On August 28, 2020, China released updates to its Catalog of Technologies Prohibited and Restricted from Export.
On the list are a number of technologies familiar to language service providers (LSPs) and language services adjacent industries. Some examples: speech-related technology around corpus design, recording, annotation, and extraction; text prediction; voice recognition and microphone array technologies; and what was described as “Chinese and English composition correction technology,” among other seemingly broad descriptions of digital technology.
An August 31, 2020 Bloomberg news story pointed out that the updated restricted-export list does not mean an outright ban; but a Chinese company seeking to take such technologies to market overseas will need to get special approval from Beijing. Bloomberg added how the revised list “mirrors American sanctions against the sale of US software or circuitry to a plethora of Chinese firms.”
The same news story noted how the “seemingly innocuous changes provide another bargaining chip in the […] tech cold war” between China and the US, and has thrown a monkey wrench into President Donald Trump’s plan to force the sale of video-sharing app TikTok’s US operations. (Interested buyers include Microsoft and Walmart. Facebook’s deal to buy TikTok had previously fallen through.)
Among the latest bans are Chinese exports on “personalized recommendations,” which indicates anything related to social media apps, such as TikTok. (In mid-August, Trump set a 90-day deadline — extended from 45 days — for TikTok to sell off its US operations, citing threats to national security.

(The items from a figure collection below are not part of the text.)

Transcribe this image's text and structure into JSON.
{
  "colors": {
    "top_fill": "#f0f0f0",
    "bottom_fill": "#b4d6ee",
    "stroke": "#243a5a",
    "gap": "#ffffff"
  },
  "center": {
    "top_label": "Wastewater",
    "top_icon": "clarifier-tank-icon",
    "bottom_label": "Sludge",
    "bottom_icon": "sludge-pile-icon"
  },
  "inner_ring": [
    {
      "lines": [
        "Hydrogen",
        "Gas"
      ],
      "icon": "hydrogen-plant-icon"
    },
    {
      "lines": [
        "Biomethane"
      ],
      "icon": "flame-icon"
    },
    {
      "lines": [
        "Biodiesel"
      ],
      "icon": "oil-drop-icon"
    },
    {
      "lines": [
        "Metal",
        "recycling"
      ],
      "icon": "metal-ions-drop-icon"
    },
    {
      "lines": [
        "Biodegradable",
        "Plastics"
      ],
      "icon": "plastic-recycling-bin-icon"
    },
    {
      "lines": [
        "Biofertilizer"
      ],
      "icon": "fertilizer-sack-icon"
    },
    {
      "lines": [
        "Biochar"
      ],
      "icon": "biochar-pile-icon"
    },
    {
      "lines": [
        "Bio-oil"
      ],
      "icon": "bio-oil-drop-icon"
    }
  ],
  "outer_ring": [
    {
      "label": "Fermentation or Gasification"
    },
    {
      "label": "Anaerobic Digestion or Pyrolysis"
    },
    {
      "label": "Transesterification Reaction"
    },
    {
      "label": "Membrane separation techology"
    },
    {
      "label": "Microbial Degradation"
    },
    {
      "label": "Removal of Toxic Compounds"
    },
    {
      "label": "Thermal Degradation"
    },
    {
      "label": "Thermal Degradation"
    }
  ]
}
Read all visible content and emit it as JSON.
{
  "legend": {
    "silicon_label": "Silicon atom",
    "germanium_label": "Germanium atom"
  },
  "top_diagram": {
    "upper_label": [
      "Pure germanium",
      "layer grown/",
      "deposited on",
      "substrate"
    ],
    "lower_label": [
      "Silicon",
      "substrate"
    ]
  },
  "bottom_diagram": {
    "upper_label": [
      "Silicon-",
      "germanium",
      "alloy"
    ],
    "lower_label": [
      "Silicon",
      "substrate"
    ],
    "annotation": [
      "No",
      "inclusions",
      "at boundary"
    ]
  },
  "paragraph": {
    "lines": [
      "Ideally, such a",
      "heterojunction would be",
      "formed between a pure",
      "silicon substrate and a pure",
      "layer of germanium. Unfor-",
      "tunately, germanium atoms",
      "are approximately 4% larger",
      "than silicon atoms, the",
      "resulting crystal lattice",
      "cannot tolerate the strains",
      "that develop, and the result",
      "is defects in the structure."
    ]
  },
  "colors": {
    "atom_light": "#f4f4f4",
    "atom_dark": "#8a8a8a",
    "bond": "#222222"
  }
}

The US President had earlier issued a similar executive order against Chinese chat app, WeChat.)
In October 2019, Slator reported on how a study by Australian think tank ASPI got widespread coverage in mainstream Western media, which cited potential security risks from and geopolitical implications of China’s data-driven power expansion.
That said, China has found willing partners in other countries. For example, iFlytek, a Chinese company backed by state actors, signed a deal with the Egyptian government. As reported by Slator in July 2020, the agreement is meant to promote R&D in natural language processing (NLP) and machine translation (MT) technology, particularly for Egyptian-Arabic and Chinese languages.
As the latest export bans are part of an ongoing tug-of-war between the US and China, however, the implications on the development of language industry-related tech could potentially be significant. Of course, it will all likely depend on who ends up in the White House after November 3, 2020.